Here the contest is clearly between the executor and a stranger to the estate. The widow claims that the property involved is her sole property; i. e., that some of it was given to her by the decedent during his lifetime and that the rest of it upon his death became her sole property as the surviving joint tenant. She claims adversely to the estate, not in privity with it, and is not a personal representative of the estate claiming title in her individual capacity. The contest, therefore, is between the estate and a stranger to the estate and the principle that the probate court may not try title applies.
The provisions of sections 613–615 of the Probate Code create no exception to that principle. The power which they grant to the probate court ‘ends with the discovery of the property and the enforcement of the remedial powers of the statute, and does not extend beyond that; and that where a dispute arises between the person cited and the representative of the estate as to the title to property, or the amount claimed to be due as the result of the accounting, the probate court cannot in such proceeding determine the issue, nor order property delivered up to the executor or administrator, or to be deposited as the court may order; nor under such circumstances does it have the power to imprison the person for contempt for failure to obey any order so made.’ McCarthy v. Superior Court, 64 Cal.App.2d 468, 472, 149 P.2d 55, 57. See, also, cases there cited.

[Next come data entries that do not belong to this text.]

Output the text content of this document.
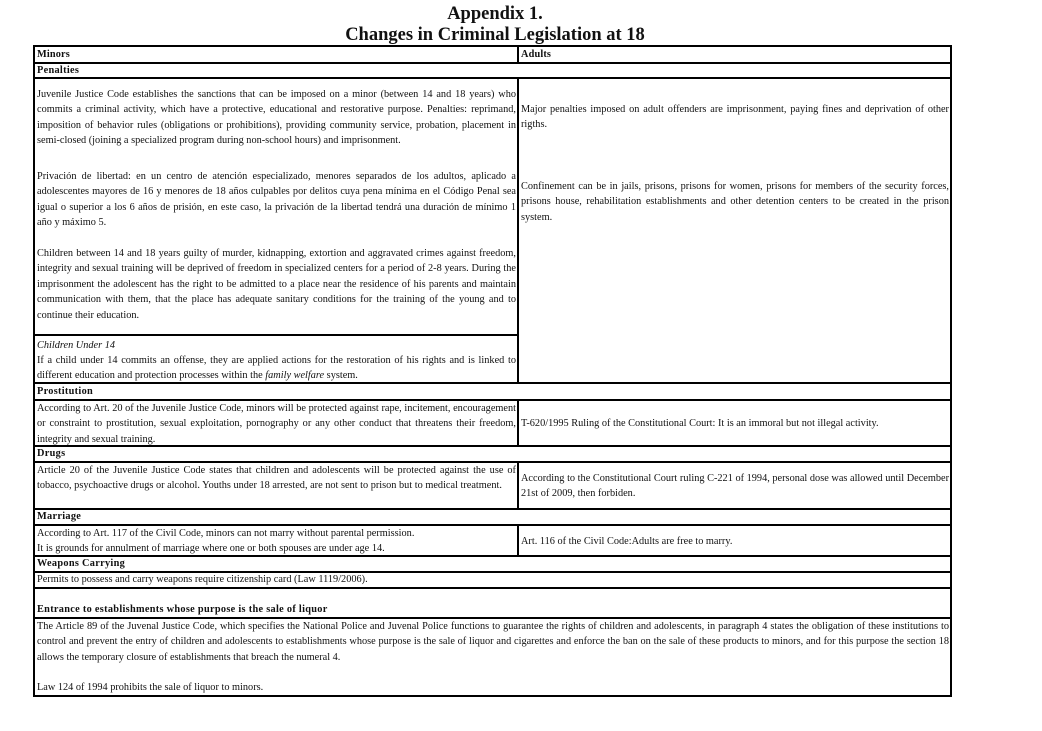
Appendix 1.
Changes in Criminal Legislation at 18
Minors	Adults
Penalties
Juvenile Justice Code establishes the sanctions that can be imposed on a minor (between 14 and 18 years) who commits a criminal activity, which have a protective, educational and restorative purpose. Penalties: reprimand, imposition of behavior rules (obligations or prohibitions), providing community service, probation, placement in semi-closed (joining a specialized program during non-school hours) and imprisonment.
Privación de libertad: en un centro de atención especializado, menores separados de los adultos, aplicado a adolescentes mayores de 16 y menores de 18 años culpables por delitos cuya pena mínima en el Código Penal sea igual o superior a los 6 años de prisión, en este caso, la privación de la libertad tendrá una duración de mínimo 1 año y máximo 5.
Children between 14 and 18 years guilty of murder, kidnapping, extortion and aggravated crimes against freedom, integrity and sexual training will be deprived of freedom in specialized centers for a period of 2-8 years. During the imprisonment the adolescent has the right to be admitted to a place near the residence of his parents and maintain communication with them, that the place has adequate sanitary conditions for the training of the young and to continue their education.
Children Under 14
If a child under 14 commits an offense, they are applied actions for the restoration of his rights and is linked to different education and protection processes within the family welfare system.
Major penalties imposed on adult offenders are imprisonment, paying fines and deprivation of other rigths.
Confinement can be in jails, prisons, prisons for women, prisons for members of the security forces, prisons house, rehabilitation establishments and other detention centers to be created in the prison system.
Prostitution
According to Art. 20 of the Juvenile Justice Code, minors will be protected against rape, incitement, encouragement or constraint to prostitution, sexual exploitation, pornography or any other conduct that threatens their freedom, integrity and sexual training.
T-620/1995 Ruling of the Constitutional Court: It is an immoral but not illegal activity.
Drugs
Article 20 of the Juvenile Justice Code states that children and adolescents will be protected against the use of tobacco, psychoactive drugs or alcohol. Youths under 18 arrested, are not sent to prison but to medical treatment.
According to the Constitutional Court ruling C-221 of 1994, personal dose was allowed until December 21st of 2009, then forbiden.
Marriage
According to Art. 117 of the Civil Code, minors can not marry without parental permission.
It is grounds for annulment of marriage where one or both spouses are under age 14.
Art. 116 of the Civil Code:Adults are free to marry.
Weapons Carrying
Permits to possess and carry weapons require citizenship card (Law 1119/2006).
Entrance to establishments whose purpose is the sale of liquor
The Article 89 of the Juvenal Justice Code, which specifies the National Police and Juvenal Police functions to guarantee the rights of children and adolescents, in paragraph 4 states the obligation of these institutions to control and prevent the entry of children and adolescents to establishments whose purpose is the sale of liquor and cigarettes and enforce the ban on the sale of these products to minors, and for this purpose the section 18 allows the temporary closure of establishments that breach the numeral 4.
Law 124 of 1994 prohibits the sale of liquor to minors.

The executor, in his memorandum first filed herein, claimed that the order in question was based upon and supported by a stipulation of the executor and the widow. In a supplemental memorandum later filed the executor says ‘We do not contend that a specific stipulation was entered into by the parties for the delivery of specific assets to the executor’ but that the widow ‘stipulated as to the character of the specific assets in respect to their status as either separate or community property,’ and ‘the proceedings taken were in direct response to the direction and request of the court that the parties disclose all properties to one another and agree insofar as possible as to what belonged in the estate and what was the separate property of petitioner.’ It clearly appears from the record that there was no stipulation. During the course of the hearing the widow repeatedly asserted her claim of ownership to all the property listed except the three bonds which she conceded belonged to the estate and which in her petition herein she alleges have since been delivered to the executor. In the absence of a stipulation it is unnecessary to consider whether a stipulation could furnish a jurisdictional basis for such an order.
The order is annulled, except as to the three bonds which petitioner concedes belong to the estate and as to those bonds it is affirmed; petitioner to recover costs, which are assessed against Lorne Stanley, as executor, the real party in interest.
FRED B. WOOD, Justice.
PETERS, P. J., and BRAY, J., concur.